This study evaluates the efficiency of awake naso-tracheal intubation and patient satisfaction when using a small diameter flexible nasolaryngoscope together with topical anaesthesia and light sedation with a combination of benzodiazepine and fentanyl. The selected patients will have difficult airway access because of obstructing oro- and hypo-pharynx tumours.
Awake naso-tracheal fiberoptic intubation is an established method of securing a difficult airway. The patient's comfort and optimum intubation conditions are paramount for success. The study proposes to analyse a series of patients with obstructive pharyngo-laryngeal pathology, following the degree of satisfaction, reliability of the procedure and any incidents or complications. Awake intubation could be the safest way to control difficult airway as the patient maintains spontaneous respiration and intact reflexes. Main concerns for the success of this procedure should be a good technique, a calm and cooperative patient and good preparation with careful topical anaesthesia and appropriate sedation. The tool used in this study will be a flexible nasolaryngoscope of 2.9 mm diameter and 300 mm working length which might offer an advantage over lengthier fiberscopes in matter of manoeuvrability and patient comfort.

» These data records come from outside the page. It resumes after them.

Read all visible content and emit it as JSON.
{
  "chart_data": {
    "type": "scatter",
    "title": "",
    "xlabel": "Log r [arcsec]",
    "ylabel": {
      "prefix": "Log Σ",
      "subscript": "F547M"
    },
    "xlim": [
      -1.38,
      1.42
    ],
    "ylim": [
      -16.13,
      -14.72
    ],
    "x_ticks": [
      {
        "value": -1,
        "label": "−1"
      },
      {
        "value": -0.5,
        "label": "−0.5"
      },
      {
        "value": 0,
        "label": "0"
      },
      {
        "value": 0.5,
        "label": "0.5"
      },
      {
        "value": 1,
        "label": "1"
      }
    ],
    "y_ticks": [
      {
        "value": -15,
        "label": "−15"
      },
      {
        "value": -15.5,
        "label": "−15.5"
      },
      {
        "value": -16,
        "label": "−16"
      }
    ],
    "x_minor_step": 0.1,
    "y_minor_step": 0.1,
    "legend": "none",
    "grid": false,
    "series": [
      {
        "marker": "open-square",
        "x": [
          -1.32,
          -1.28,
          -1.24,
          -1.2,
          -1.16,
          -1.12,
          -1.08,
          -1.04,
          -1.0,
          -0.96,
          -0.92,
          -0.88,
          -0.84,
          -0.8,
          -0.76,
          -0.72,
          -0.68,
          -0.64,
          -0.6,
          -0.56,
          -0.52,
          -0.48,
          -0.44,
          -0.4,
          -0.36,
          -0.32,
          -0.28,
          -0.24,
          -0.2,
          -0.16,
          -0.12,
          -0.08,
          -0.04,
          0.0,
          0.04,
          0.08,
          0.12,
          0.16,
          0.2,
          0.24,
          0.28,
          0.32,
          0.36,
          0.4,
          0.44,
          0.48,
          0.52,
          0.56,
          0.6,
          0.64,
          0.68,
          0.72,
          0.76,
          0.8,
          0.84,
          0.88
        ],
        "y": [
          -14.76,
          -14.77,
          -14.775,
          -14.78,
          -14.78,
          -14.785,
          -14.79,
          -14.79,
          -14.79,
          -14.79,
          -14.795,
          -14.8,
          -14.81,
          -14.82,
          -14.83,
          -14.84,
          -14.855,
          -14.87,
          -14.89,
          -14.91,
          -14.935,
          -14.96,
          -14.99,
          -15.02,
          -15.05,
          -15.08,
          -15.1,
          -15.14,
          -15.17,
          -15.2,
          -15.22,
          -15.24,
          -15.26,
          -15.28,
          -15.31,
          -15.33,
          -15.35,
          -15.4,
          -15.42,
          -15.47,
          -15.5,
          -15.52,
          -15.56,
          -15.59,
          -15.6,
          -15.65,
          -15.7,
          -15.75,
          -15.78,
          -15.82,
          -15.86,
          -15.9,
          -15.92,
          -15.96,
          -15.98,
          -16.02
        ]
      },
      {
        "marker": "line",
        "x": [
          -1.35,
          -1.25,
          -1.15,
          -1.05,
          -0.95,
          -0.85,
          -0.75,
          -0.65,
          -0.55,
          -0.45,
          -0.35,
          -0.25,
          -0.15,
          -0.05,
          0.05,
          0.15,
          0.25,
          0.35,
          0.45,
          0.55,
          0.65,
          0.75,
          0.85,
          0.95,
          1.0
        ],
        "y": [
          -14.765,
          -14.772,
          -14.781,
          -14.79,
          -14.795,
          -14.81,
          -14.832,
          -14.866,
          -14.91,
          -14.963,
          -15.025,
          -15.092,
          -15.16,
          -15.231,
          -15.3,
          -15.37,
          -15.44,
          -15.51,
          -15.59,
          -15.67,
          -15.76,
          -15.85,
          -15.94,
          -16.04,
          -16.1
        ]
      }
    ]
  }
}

Prior intubation the patients will have an upper airway fiberscopic exam from nostrils to tracheae with the same tool.
Study Type
INTERVENTIONAL
Allocation
NA
Purpose
TREATMENT
Masking
NONE
Enrollment
32
The trachea will be intubated under direct fiberoptic view after a fiberoptic upper airway examination. The flexible nasolaryngoscope will be armed with an intubating tube and passed inside tracheal lumen trough one of the nostrils.
Topical anaesthesia with lidocaine will be provided through nebulisation and instillation. The intubating tube will be lubricated with a gel containing lidocaine.

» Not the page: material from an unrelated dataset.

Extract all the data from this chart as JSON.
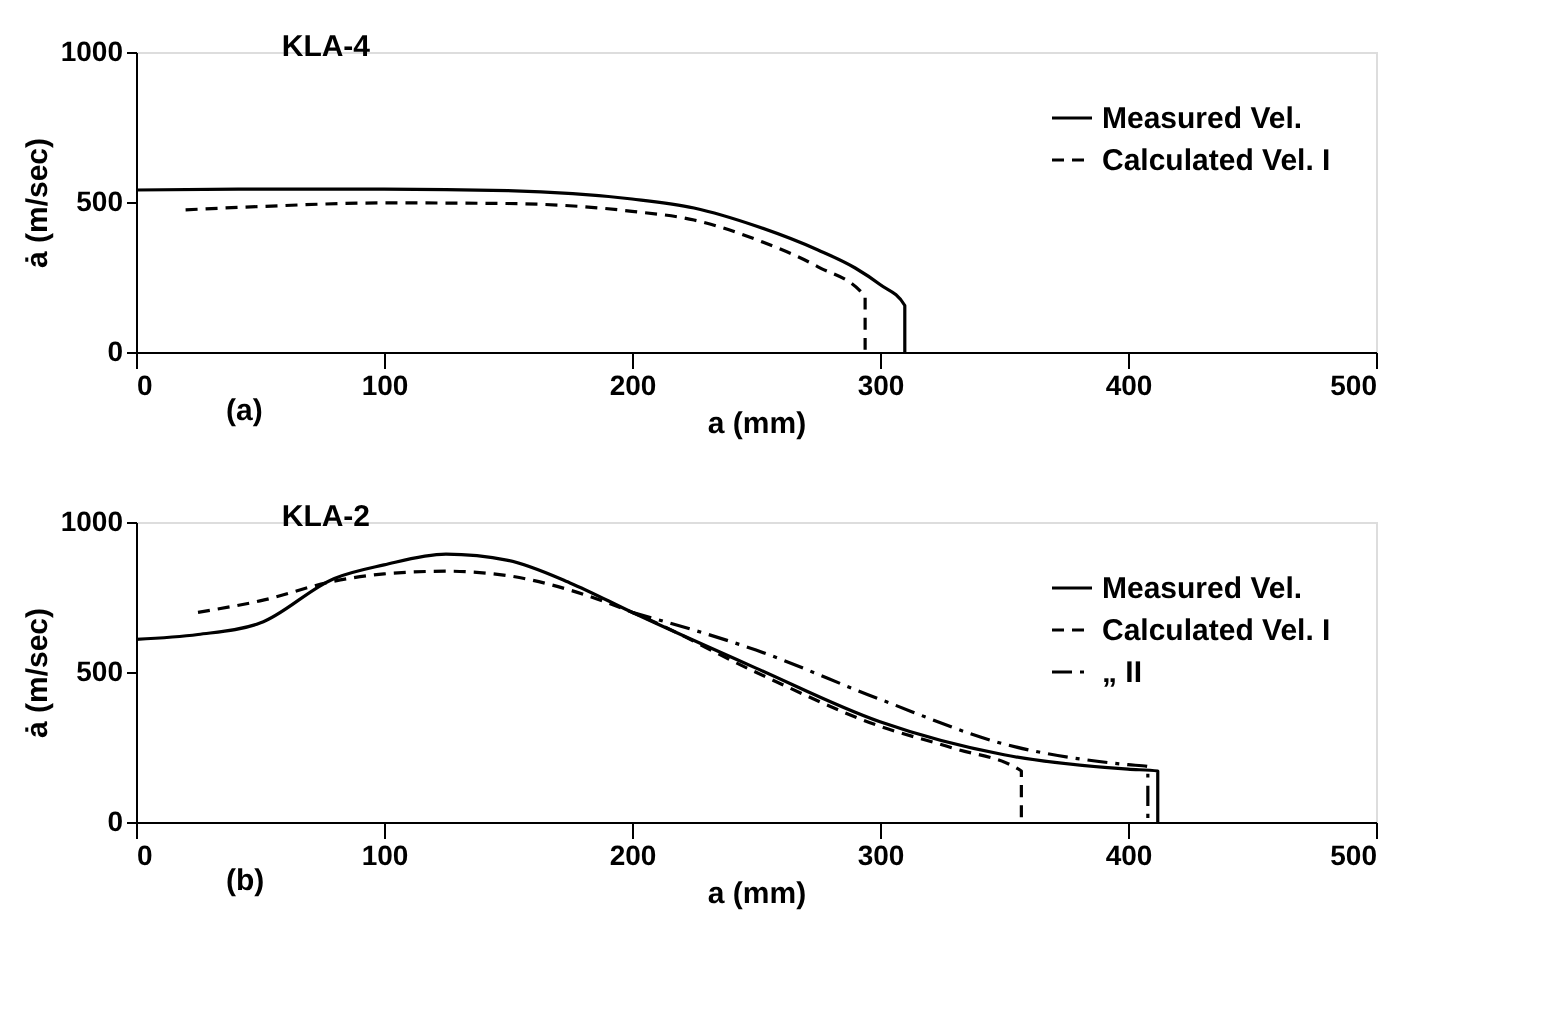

The patient will be sedated with a combination of midazolam, fentanyl administered intravenously in small boluses until the desired level of sedation is achieved as expressed of The Observer's Assessment of Alertness/Sedation Scale (OAA/S) of 4 or 5.
Cluj County Emergency Hospital- ENT Clinic
Cluj-Napoca, Cluj, Romania
The duration of the procedure
The duration of the successful naso-tracheal intubation, starting from the passage of the intubating tube through one of the nostrils until the endotracheal intubation confirmation by free bag movement and capnography.
Time frame: 10 minutes
Momentary discomfort shown by coughing, grimacing, constricting vocal cords, limb movement or blunt cardiovascular response
Expressed by grimacing, coughing , laryngospasm or constricting vocal cords, limb movement, a cardiovascular response of more than 20% variation in mean arterial pressure or cardiac frequency, rhythm disturbances.
Time frame: 10 minutes
Early and late complications
monitoring incidents which could appear during or after the procedure (failure of achieving tracheal intubation, respiratory or cardio-vascular life threatening incidents, local injuries, bleeding, accidental tube displacement or blocking)
Time frame: During procedure and 48 hours post-procedure
Patient satisfaction about the procedure at 24 hours post-procedure
The subjects will complete a satisfaction questionnaire, in the form of a visual analogue scale. The scale will have the form of a 10 cm line marked with five grades of their discomfort during the procedure: none, mild, moderate, very bad and unbearable. Above this written words there is a 1 to 10 scale on which the patient will note there satisfaction score- 1 is the corespondent of no discomfort and 10 is for unbearable. The patient will fill in the scale the day after surgery. An average of the score of all patients will be computed.